下士官以上士官未満→准海尉
現場の叩き上げという観点で見れば、C班の豪野准尉ほど、ピタリとあてはまる人間はいないだろう。豪野准尉は、SBUに来るまでは潜水艦で下士官として長年活躍していた。
彼に転機が訪れたのは、9.11アメリカ同時多発テロ事件が起きた事によるものだった。それまでの豪野准尉は、潜水艦に骨を埋める覚悟だったが、海上テロを無くす(防ぐ)為の部隊が海上自衛隊に作られた事を知り、SBU隊員に成る事を志願した。勿論、潜水艦乗り(サブマリナー)としての経験を井口二佐に買われての部隊入りだった。
だが、豪野准尉は士官でも、下士官でもない。おまけに潜水艦乗りと来たもんだ。欠点は中途半端である事だが、准尉と言うポジショニングは、部隊の中で士官や下士官(曹士隊員)の橋渡しをしてくれる存在になって欲しい。星の数を埋める事は出来なくても、部隊運用をスムーズにして行く事になる。

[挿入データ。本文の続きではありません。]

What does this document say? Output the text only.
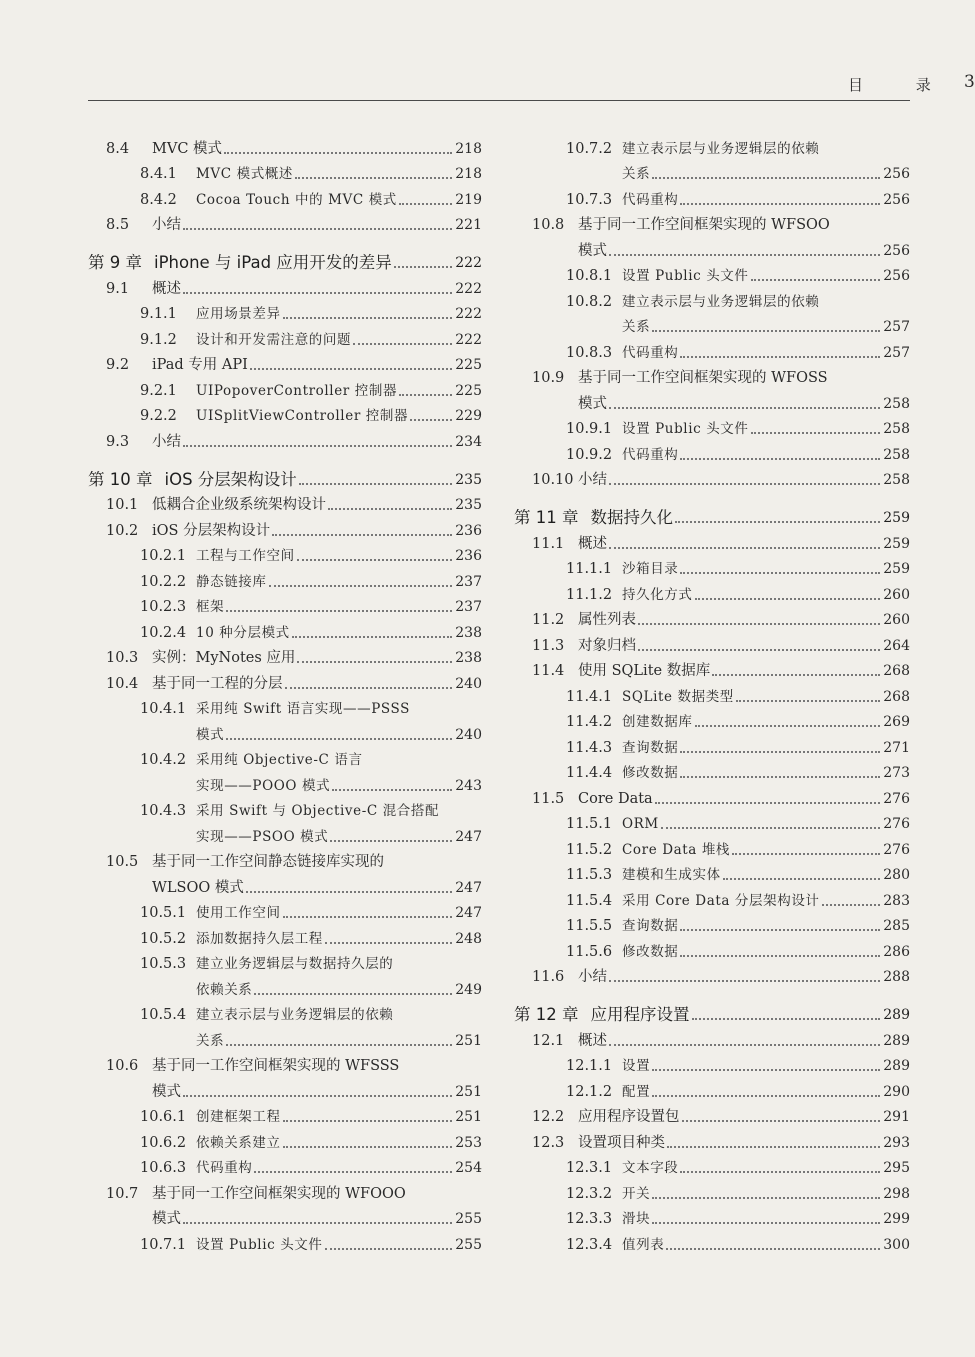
目 录 3
8.4	MVC 模式	218
8.4.1	MVC 模式概述	218
8.4.2	Cocoa Touch 中的 MVC 模式	219
8.5	小结	221
第 9 章 iPhone 与 iPad 应用开发的差异	222
9.1	概述	222
9.1.1	应用场景差异	222
9.1.2	设计和开发需注意的问题	222
9.2	iPad 专用 API	225
9.2.1	UIPopoverController 控制器	225
9.2.2	UISplitViewController 控制器	229
9.3	小结	234
第 10 章 iOS 分层架构设计	235
10.1 低耦合企业级系统架构设计	235
10.2 iOS 分层架构设计	236
10.2.1 工程与工作空间	236
10.2.2 静态链接库	237
10.2.3 框架	237
10.2.4 10 种分层模式	238
10.3 实例：MyNotes 应用	238
10.4 基于同一工程的分层	240
10.4.1 采用纯 Swift 语言实现——PSSS
模式	240
10.4.2 采用纯 Objective-C 语言
实现——POOO 模式	243
10.4.3 采用 Swift 与 Objective-C 混合搭配
实现——PSOO 模式	247
10.5 基于同一工作空间静态链接库实现的
WLSOO 模式	247
10.5.1 使用工作空间	247
10.5.2 添加数据持久层工程	248
10.5.3 建立业务逻辑层与数据持久层的
依赖关系	249
10.5.4 建立表示层与业务逻辑层的依赖
关系	251
10.6 基于同一工作空间框架实现的 WFSSS
模式	251
10.6.1 创建框架工程	251
10.6.2 依赖关系建立	253
10.6.3 代码重构	254
10.7 基于同一工作空间框架实现的 WFOOO
模式	255
10.7.1 设置 Public 头文件	255
10.7.2 建立表示层与业务逻辑层的依赖
关系	256
10.7.3 代码重构	256
10.8 基于同一工作空间框架实现的 WFSOO
模式	256
10.8.1 设置 Public 头文件	256
10.8.2 建立表示层与业务逻辑层的依赖
关系	257
10.8.3 代码重构	257
10.9 基于同一工作空间框架实现的 WFOSS
模式	258
10.9.1 设置 Public 头文件	258
10.9.2 代码重构	258
10.10 小结	258
第 11 章 数据持久化	259
11.1 概述	259
11.1.1 沙箱目录	259
11.1.2 持久化方式	260
11.2 属性列表	260
11.3 对象归档	264
11.4 使用 SQLite 数据库	268
11.4.1 SQLite 数据类型	268
11.4.2 创建数据库	269
11.4.3 查询数据	271
11.4.4 修改数据	273
11.5 Core Data	276
11.5.1 ORM	276
11.5.2 Core Data 堆栈	276
11.5.3 建模和生成实体	280
11.5.4 采用 Core Data 分层架构设计	283
11.5.5 查询数据	285
11.5.6 修改数据	286
11.6 小结	288
第 12 章 应用程序设置	289
12.1 概述	289
12.1.1 设置	289
12.1.2 配置	290
12.2 应用程序设置包	291
12.3 设置项目种类	293
12.3.1 文本字段	295
12.3.2 开关	298
12.3.3 滑块	299
12.3.4 值列表	300
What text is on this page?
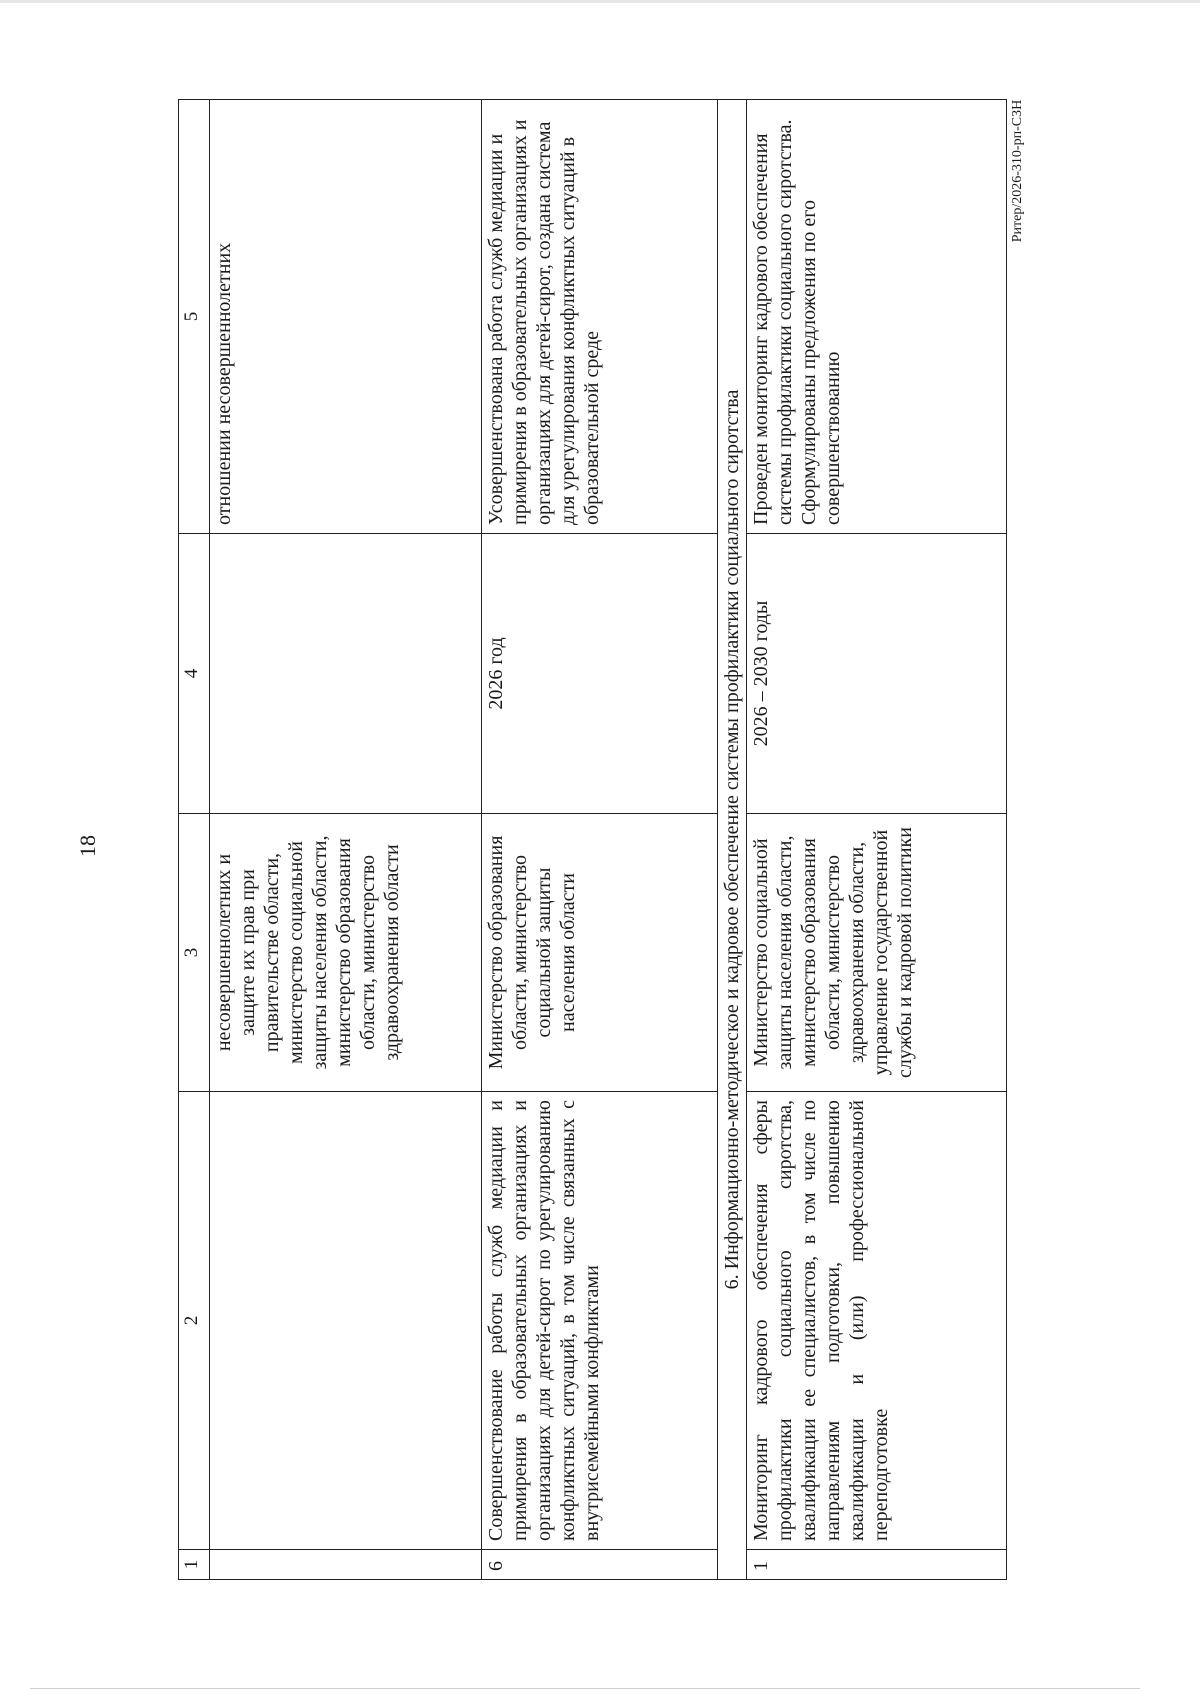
18
Ритер/2026-310-рп-СЗН
1	2	3	4	5
		несовершеннолетних и защите их прав при правительстве области, министерство социальной защиты населения области, министерство образования области, министерство здравоохранения области		отношении несовершеннолетних
6	Совершенствование работы служб медиации и примирения в образовательных организациях и организациях для детей-сирот по урегулированию конфликтных ситуаций, в том числе связанных с внутрисемейными конфликтами	Министерство образования области, министерство социальной защиты населения области	2026 год	Усовершенствована работа служб медиации и примирения в образовательных организациях и организациях для детей-сирот, создана система для урегулирования конфликтных ситуаций в образовательной среде
6. Информационно-методическое и кадровое обеспечение системы профилактики социального сиротства				
1	Мониторинг кадрового обеспечения сферы профилактики социального сиротства, квалификации ее специалистов, в том числе по направлениям подготовки, повышению квалификации и (или) профессиональной переподготовке	Министерство социальной защиты населения области, министерство образования области, министерство здравоохранения области, управление государственной службы и кадровой политики	2026 – 2030 годы	Проведен мониторинг кадрового обеспечения системы профилактики социального сиротства. Сформулированы предложения по его совершенствованию
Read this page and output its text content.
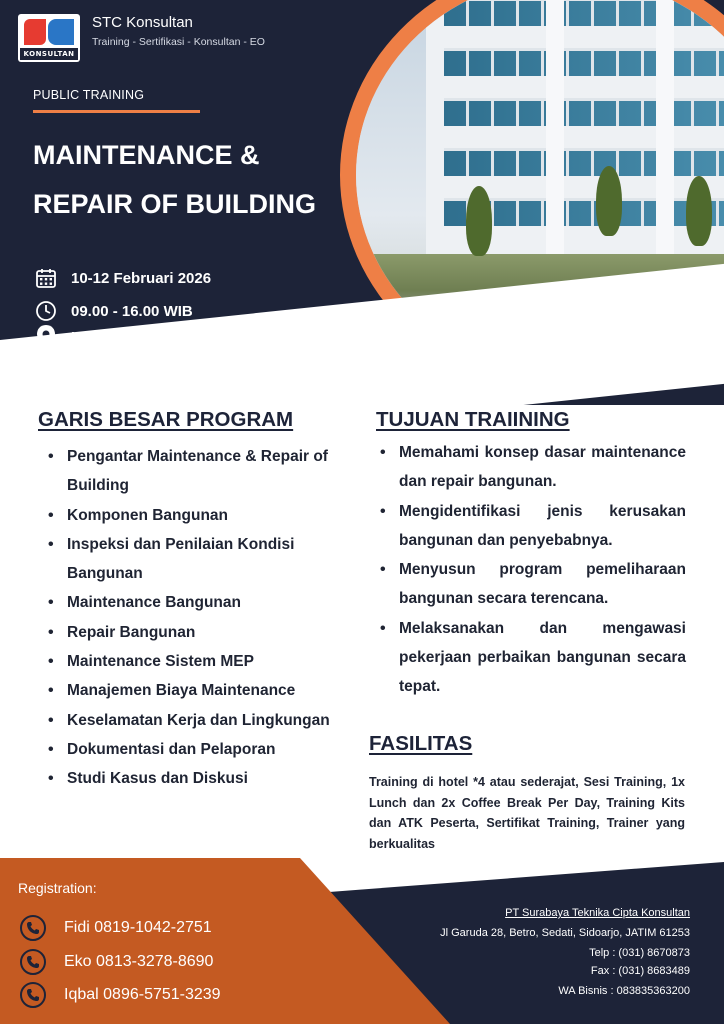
KONSULTAN
STC Konsultan
Training - Sertifikasi - Konsultan - EO
PUBLIC TRAINING
MAINTENANCE &
REPAIR OF BUILDING
10-12 Februari 2026
09.00 - 16.00 WIB
GARIS BESAR PROGRAM
• Pengantar Maintenance & Repair of Building
• Komponen Bangunan
• Inspeksi dan Penilaian Kondisi Bangunan
• Maintenance Bangunan
• Repair Bangunan
• Maintenance Sistem MEP
• Manajemen Biaya Maintenance
• Keselamatan Kerja dan Lingkungan
• Dokumentasi dan Pelaporan
• Studi Kasus dan Diskusi
TUJUAN TRAIINING
• Memahami konsep dasar maintenance dan repair bangunan.
• Mengidentifikasi jenis kerusakan bangunan dan penyebabnya.
• Menyusun program pemeliharaan bangunan secara terencana.
• Melaksanakan dan mengawasi pekerjaan perbaikan bangunan secara tepat.
FASILITAS
Training di hotel *4 atau sederajat, Sesi Training, 1x Lunch dan 2x Coffee Break Per Day, Training Kits dan ATK Peserta, Sertifikat Training, Trainer yang berkualitas
Registration:
Fidi 0819-1042-2751
Eko 0813-3278-8690
Iqbal 0896-5751-3239
PT Surabaya Teknika Cipta Konsultan
Jl Garuda 28, Betro, Sedati, Sidoarjo, JATIM 61253
Telp : (031) 8670873
Fax : (031) 8683489
WA Bisnis : 083835363200
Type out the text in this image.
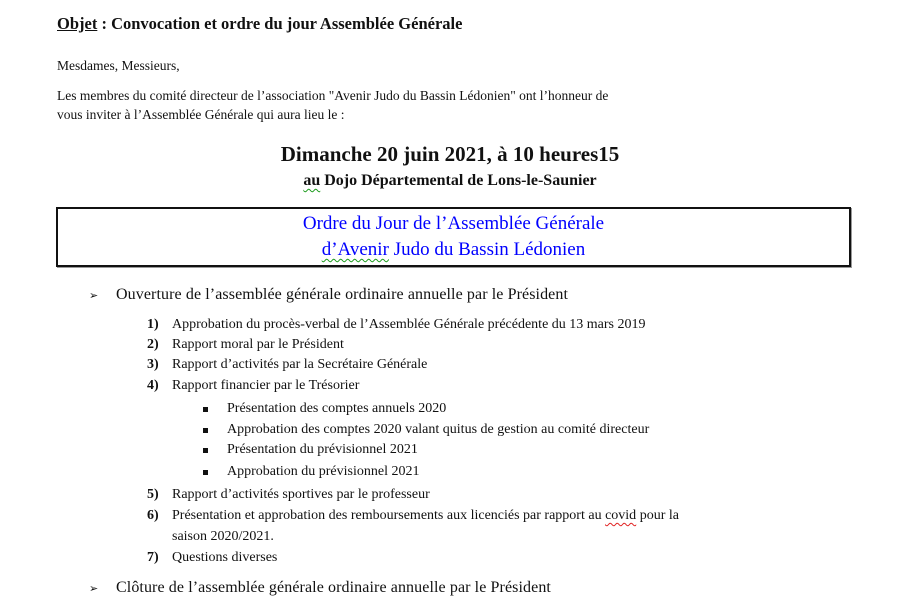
Objet : Convocation et ordre du jour Assemblée Générale
Mesdames, Messieurs,
Les membres du comité directeur de l’association "Avenir Judo du Bassin Lédonien" ont l’honneur de
vous inviter à l’Assemblée Générale qui aura lieu le :
Dimanche 20 juin 2021, à 10 heures15
au Dojo Départemental de Lons-le-Saunier
Ordre du Jour de l’Assemblée Générale
d’Avenir Judo du Bassin Lédonien
➢ Ouverture de l’assemblée générale ordinaire annuelle par le Président
1) Approbation du procès-verbal de l’Assemblée Générale précédente du 13 mars 2019
2) Rapport moral par le Président
3) Rapport d’activités par la Secrétaire Générale
4) Rapport financier par le Trésorier
Présentation des comptes annuels 2020
Approbation des comptes 2020 valant quitus de gestion au comité directeur
Présentation du prévisionnel 2021
Approbation du prévisionnel 2021
5) Rapport d’activités sportives par le professeur
6) Présentation et approbation des remboursements aux licenciés par rapport au covid pour la
saison 2020/2021.
7) Questions diverses
➢ Clôture de l’assemblée générale ordinaire annuelle par le Président
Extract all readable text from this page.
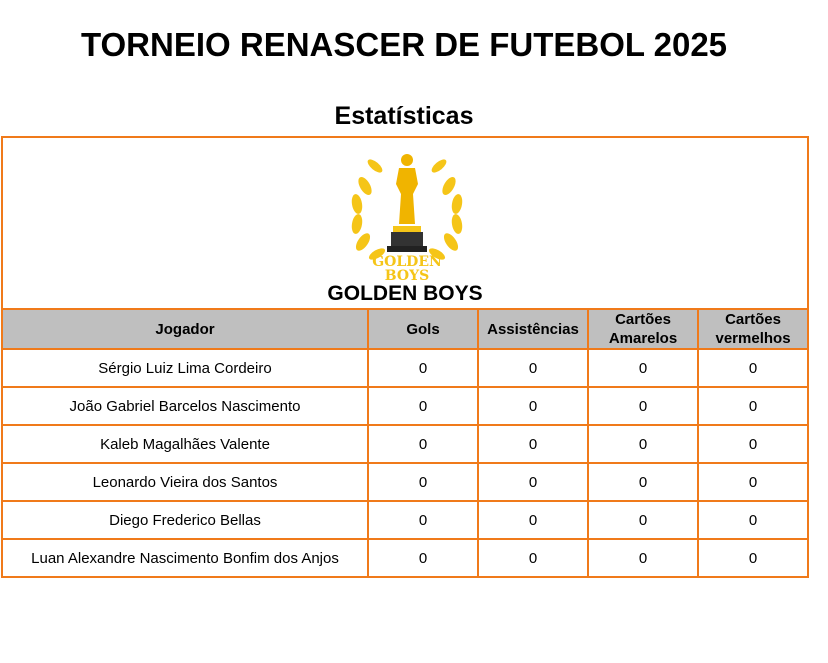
TORNEIO RENASCER DE FUTEBOL 2025
Estatísticas
GOLDEN
BOYS
GOLDEN BOYS				

Jogador	Gols	Assistências	Cartões Amarelos	Cartões vermelhos
Sérgio Luiz Lima Cordeiro	0	0	0	0
João Gabriel Barcelos Nascimento	0	0	0	0
Kaleb Magalhães Valente	0	0	0	0
Leonardo Vieira dos Santos	0	0	0	0
Diego Frederico Bellas	0	0	0	0
Luan Alexandre Nascimento Bonfim dos Anjos	0	0	0	0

豪野准尉は、決して前にガンガン押して出るようなタイプでは無かったが、実直で誠実な人柄は、部隊の中においても貴重な存在になっている。潜水艦とは全く異なる部隊であるが、豪野准尉は、その違いを寧ろ楽しんでいた。違いの分かる海上自衛官。それが豪野准尉だ。今はもう制度としては准尉と言う階級は無くなってしまったが、豪野准尉は三等海尉に成る事を拒んでいた。それが叩き上げの意地だと言う事を知るのに、時間はかからなかった。